A large multicenter clinical trial led by King’s College London with 150 children and adolescents has shown that a device approved by the US FDA to treat ADHD is not effective in reducing symptoms.
The device – which uses an approach called trigeminal nerve stimulation (TNS) – was approved for use by the US Food and Drug Administration (FDA) to treat ADHD in 2019 based on a small study. These new findings from a larger multicenter trial, published in the journal Nature Medicine, suggest that authorities should reconsider the original evidence that supported the FDA’s approval. Notably, TNS is not currently recommended for use in the UK by NICE (National Institute for Health and Care Excellence) guidelines.
The trial was conducted in collaboration with the University of Southampton and funded by the Efficacy and Mechanism Evaluation (EME) Programme, a collaboration between the National Institute for Health and Care Research (NIHR) and the UKRI Medical Research Council (MRC), with further support from the NIHR Maudsley Biomedical Research Centre.
Attention-deficit/hyperactivity disorder (ADHD) affects 5 to 8 percent of school-age children worldwide and is associated with age-inappropriate problems with attention and/or hyperactivity and impulsivity that can impair daily functioning.
Stimulant drugs improve symptoms in 70 percent of those who take them in the short term, but there is less evidence of their long-term effects.
To provide an alternative to medication, researchers have developed and tested approaches that use non-invasive brain stimulation, working on the areas identified as affecting ADHD.
One of these approaches involves trigeminal nerve stimulation (TNS), targeting a branch of this facial nerve that is thought to activate the brainstem and from there other areas of the brain that may be related to ADHD, particularly the geniculate locus, which plays a role in arousal that is typically reduced in people with ADHD. TNS is thought to stimulate other attention-related brain regions such as frontal and thalamic regions via the brainstem in a bottom-up manner.
A previous small trial in the US with 62 children diagnosed with ADHD showed that when TNS is applied every night for eight hours for a month, it is effective in reducing symptoms – this research led to its FDA clearance for use in the US. However, the control condition did not involve stimulation and blinding was not tested after one month, raising questions about a potential placebo effect.
This new UK clinical trial at two sites in London and Southampton tested TNS in a wider range of 150 children and adolescents diagnosed with ADHD between the ages of eight and 18 and applied a more stringent placebo condition. Half the sample received real TNS for about 9 hours each night for four weeks via battery-powered electrodes applied to the forehead. The other half of the sample received the “sham” condition where the electrodes were still applied to the forehead every night for four weeks, but the participants only received 30 seconds of stimulation every hour at a lower frequency and pulse width, which are believed to be ineffective and therefore act as a “control” condition.
Professor Katya Rubia, Professor of Cognitive Neuroscience at the Institute of Psychiatry, Psychology & Neuroscience (IoPPN), King’s College London and senior author of the study said: “Our study shows how important it is to design an appropriate placebo condition in clinical trials of brain therapies. that they can accommodate brain differences associated with ADHD, so it is of utmost importance to control for placebo effects in modern brain treatments to avoid false hope.
This multicenter trial was designed to address key limitations of the previous pilot study that informed the FDA to clear TNS for ADHD, particularly using a tightly controlled sham condition that supported successful blinding during the treatment period. Unlike the previous study, which was limited to younger children, we also included adolescents, a clinically important group that received well-documented challenges with long-term medication adherence. These design choices allowed for a more robust and clinically relevant assessment of TNS.”

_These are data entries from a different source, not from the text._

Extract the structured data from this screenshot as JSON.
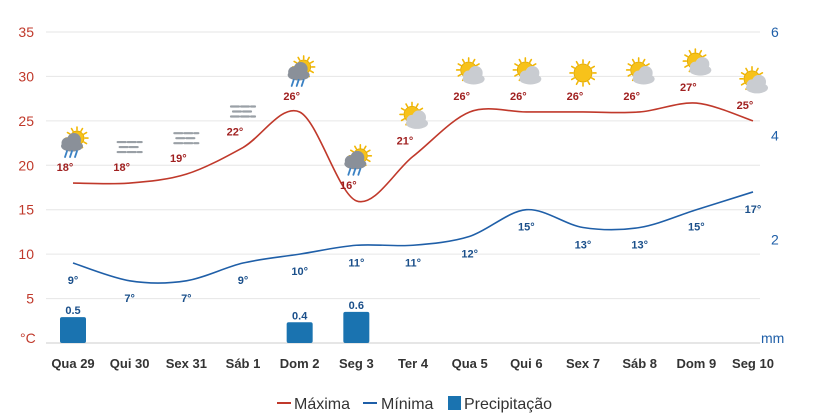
{
  "chart_data": {
    "type": "line",
    "categories": [
      "Qua 29",
      "Qui 30",
      "Sex 31",
      "Sáb 1",
      "Dom 2",
      "Seg 3",
      "Ter 4",
      "Qua 5",
      "Qui 6",
      "Sex 7",
      "Sáb 8",
      "Dom 9",
      "Seg 10"
    ],
    "y_left": {
      "unit": "°C",
      "ticks": [
        "35",
        "30",
        "25",
        "20",
        "15",
        "10",
        "5"
      ],
      "range": [
        0,
        35
      ]
    },
    "y_right": {
      "unit": "mm",
      "ticks": [
        "6",
        "4",
        "2"
      ],
      "range": [
        0,
        6
      ]
    },
    "grid": true,
    "legend_position": "bottom",
    "series": [
      {
        "name": "Máxima",
        "color": "#c0392b",
        "values": [
          18,
          18,
          19,
          22,
          26,
          16,
          21,
          26,
          26,
          26,
          26,
          27,
          25
        ],
        "labels": [
          "18°",
          "18°",
          "19°",
          "22°",
          "26°",
          "16°",
          "21°",
          "26°",
          "26°",
          "26°",
          "26°",
          "27°",
          "25°"
        ]
      },
      {
        "name": "Mínima",
        "color": "#1f5fa8",
        "values": [
          9,
          7,
          7,
          9,
          10,
          11,
          11,
          12,
          15,
          13,
          13,
          15,
          17
        ],
        "labels": [
          "9°",
          "7°",
          "7°",
          "9°",
          "10°",
          "11°",
          "11°",
          "12°",
          "15°",
          "13°",
          "13°",
          "15°",
          "17°"
        ]
      },
      {
        "name": "Precipitação",
        "color": "#1a73b0",
        "values": [
          0.5,
          null,
          null,
          null,
          0.4,
          0.6,
          null,
          null,
          null,
          null,
          null,
          null,
          null
        ],
        "labels": [
          "0.5",
          "",
          "",
          "",
          "0.4",
          "0.6",
          "",
          "",
          "",
          "",
          "",
          "",
          ""
        ]
      }
    ],
    "weather_icons": [
      "sun-cloud-rain-icon",
      "fog-icon",
      "fog-icon",
      "fog-icon",
      "sun-cloud-rain-icon",
      "sun-cloud-rain-icon",
      "sun-cloud-icon",
      "sun-cloud-icon",
      "sun-cloud-icon",
      "sun-icon",
      "sun-cloud-icon",
      "sun-cloud-icon",
      "sun-cloud-icon"
    ]
  },
  "legend": {
    "max": "Máxima",
    "min": "Mínima",
    "precip": "Precipitação"
  }
}
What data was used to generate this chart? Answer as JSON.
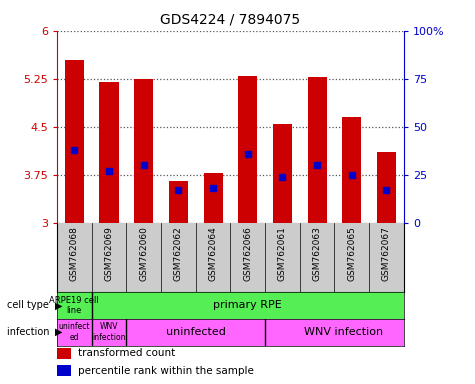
{
  "title": "GDS4224 / 7894075",
  "samples": [
    "GSM762068",
    "GSM762069",
    "GSM762060",
    "GSM762062",
    "GSM762064",
    "GSM762066",
    "GSM762061",
    "GSM762063",
    "GSM762065",
    "GSM762067"
  ],
  "transformed_count": [
    5.55,
    5.2,
    5.25,
    3.65,
    3.78,
    5.3,
    4.55,
    5.28,
    4.65,
    4.1
  ],
  "percentile_rank": [
    38,
    27,
    30,
    17,
    18,
    36,
    24,
    30,
    25,
    17
  ],
  "ymin": 3.0,
  "ymax": 6.0,
  "yticks": [
    3.0,
    3.75,
    4.5,
    5.25,
    6.0
  ],
  "ytick_labels": [
    "3",
    "3.75",
    "4.5",
    "5.25",
    "6"
  ],
  "right_yticks": [
    0,
    25,
    50,
    75,
    100
  ],
  "right_ytick_labels": [
    "0",
    "25",
    "50",
    "75",
    "100%"
  ],
  "bar_color": "#cc0000",
  "dot_color": "#0000cc",
  "dotted_line_color": "#555555",
  "axis_color_left": "#cc0000",
  "axis_color_right": "#0000cc",
  "bar_width": 0.55,
  "cell_type_divider": 0.5,
  "infection_dividers": [
    0.5,
    1.5,
    5.5
  ],
  "cell_type_bg": "#55ee55",
  "infection_bg": "#ff66ff",
  "xlabels_bg": "#cccccc",
  "legend_items": [
    {
      "color": "#cc0000",
      "label": "transformed count"
    },
    {
      "color": "#0000cc",
      "label": "percentile rank within the sample"
    }
  ]
}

Dr. Aldo Conti, postdoctoral researcher at IoPPN and the Florence Nightingale School of Nursing, Midwifery & Palliative Care, King’s College London and first author of the study
Comparing the groups, the researchers assessed the effectiveness of TNS by assessing parent-reported ADHD symptoms, along with other outcomes such as mind-wandering and attention, depression and anxiety, and sleep.

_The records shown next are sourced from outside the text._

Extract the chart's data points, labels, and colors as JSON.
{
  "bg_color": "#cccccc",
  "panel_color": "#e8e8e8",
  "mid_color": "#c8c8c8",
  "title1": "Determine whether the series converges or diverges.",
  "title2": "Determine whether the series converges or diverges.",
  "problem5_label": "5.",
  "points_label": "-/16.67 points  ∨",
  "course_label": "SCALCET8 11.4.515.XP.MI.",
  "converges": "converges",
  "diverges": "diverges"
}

The trial showed that TNS was safe with no serious side effects, and most participants found it mild or no burden to use. However, results showed no significant change in ADHD symptoms, objective measures of hyperactivity, attention, and related mood and sleep behaviors.
Professor Samuele Cortese, NIHR Research Professor at the University of Southampton and study leader for the Southampton website, said: “Rigid evidence such as that generated by this study is essential to support shared decision-making about ADHD interventions. It empowers people with ADHD and their families to make informed choices about treating their ADHD and their families. What treatments work and what do not based on the best evidence’.

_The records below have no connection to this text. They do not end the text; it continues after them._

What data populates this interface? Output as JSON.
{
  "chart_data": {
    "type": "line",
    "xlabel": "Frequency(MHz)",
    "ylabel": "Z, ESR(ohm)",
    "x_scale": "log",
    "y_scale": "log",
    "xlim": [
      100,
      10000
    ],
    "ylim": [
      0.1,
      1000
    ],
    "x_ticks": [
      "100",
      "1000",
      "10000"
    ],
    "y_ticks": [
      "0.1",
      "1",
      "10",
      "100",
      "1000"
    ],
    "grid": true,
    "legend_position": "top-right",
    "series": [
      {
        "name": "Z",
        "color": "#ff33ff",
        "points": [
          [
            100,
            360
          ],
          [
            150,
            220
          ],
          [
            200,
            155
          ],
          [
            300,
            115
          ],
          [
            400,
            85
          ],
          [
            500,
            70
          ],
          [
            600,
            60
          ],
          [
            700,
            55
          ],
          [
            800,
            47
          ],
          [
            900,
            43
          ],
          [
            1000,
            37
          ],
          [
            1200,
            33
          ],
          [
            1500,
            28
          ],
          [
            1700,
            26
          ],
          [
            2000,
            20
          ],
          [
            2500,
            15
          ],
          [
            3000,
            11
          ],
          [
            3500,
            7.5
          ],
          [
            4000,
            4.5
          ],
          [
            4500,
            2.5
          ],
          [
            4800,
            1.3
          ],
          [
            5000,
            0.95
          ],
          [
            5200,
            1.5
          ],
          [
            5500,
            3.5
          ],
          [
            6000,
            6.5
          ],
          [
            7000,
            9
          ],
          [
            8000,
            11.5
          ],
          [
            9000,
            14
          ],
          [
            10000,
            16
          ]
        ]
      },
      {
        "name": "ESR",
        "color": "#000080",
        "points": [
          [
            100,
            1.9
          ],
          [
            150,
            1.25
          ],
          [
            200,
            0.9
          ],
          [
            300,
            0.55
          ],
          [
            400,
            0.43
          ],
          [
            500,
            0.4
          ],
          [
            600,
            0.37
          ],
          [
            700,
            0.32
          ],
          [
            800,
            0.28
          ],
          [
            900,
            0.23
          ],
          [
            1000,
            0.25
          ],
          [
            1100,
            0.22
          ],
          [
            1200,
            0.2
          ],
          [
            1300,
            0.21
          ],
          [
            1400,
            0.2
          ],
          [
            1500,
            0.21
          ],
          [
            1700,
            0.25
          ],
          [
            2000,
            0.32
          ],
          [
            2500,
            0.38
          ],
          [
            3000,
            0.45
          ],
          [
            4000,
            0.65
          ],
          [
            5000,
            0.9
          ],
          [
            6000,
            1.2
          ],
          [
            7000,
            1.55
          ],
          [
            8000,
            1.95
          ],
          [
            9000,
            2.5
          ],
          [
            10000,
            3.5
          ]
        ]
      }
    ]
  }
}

The trial was conducted by King’s Clinical Trials Unit and recruitment involved Child and Adolescent Mental Health Services (CAMHS) clinics in the following NHS trusts: South London and Maudsley NHS Foundation Trust, Hampshire and Isle of Wight Healthcare (previously known as SOLENT NHS-NHSW Central Trust, London-HSWasle, London) Foundation Trust and South-West London and St. George’s Mental Health NHS Trust.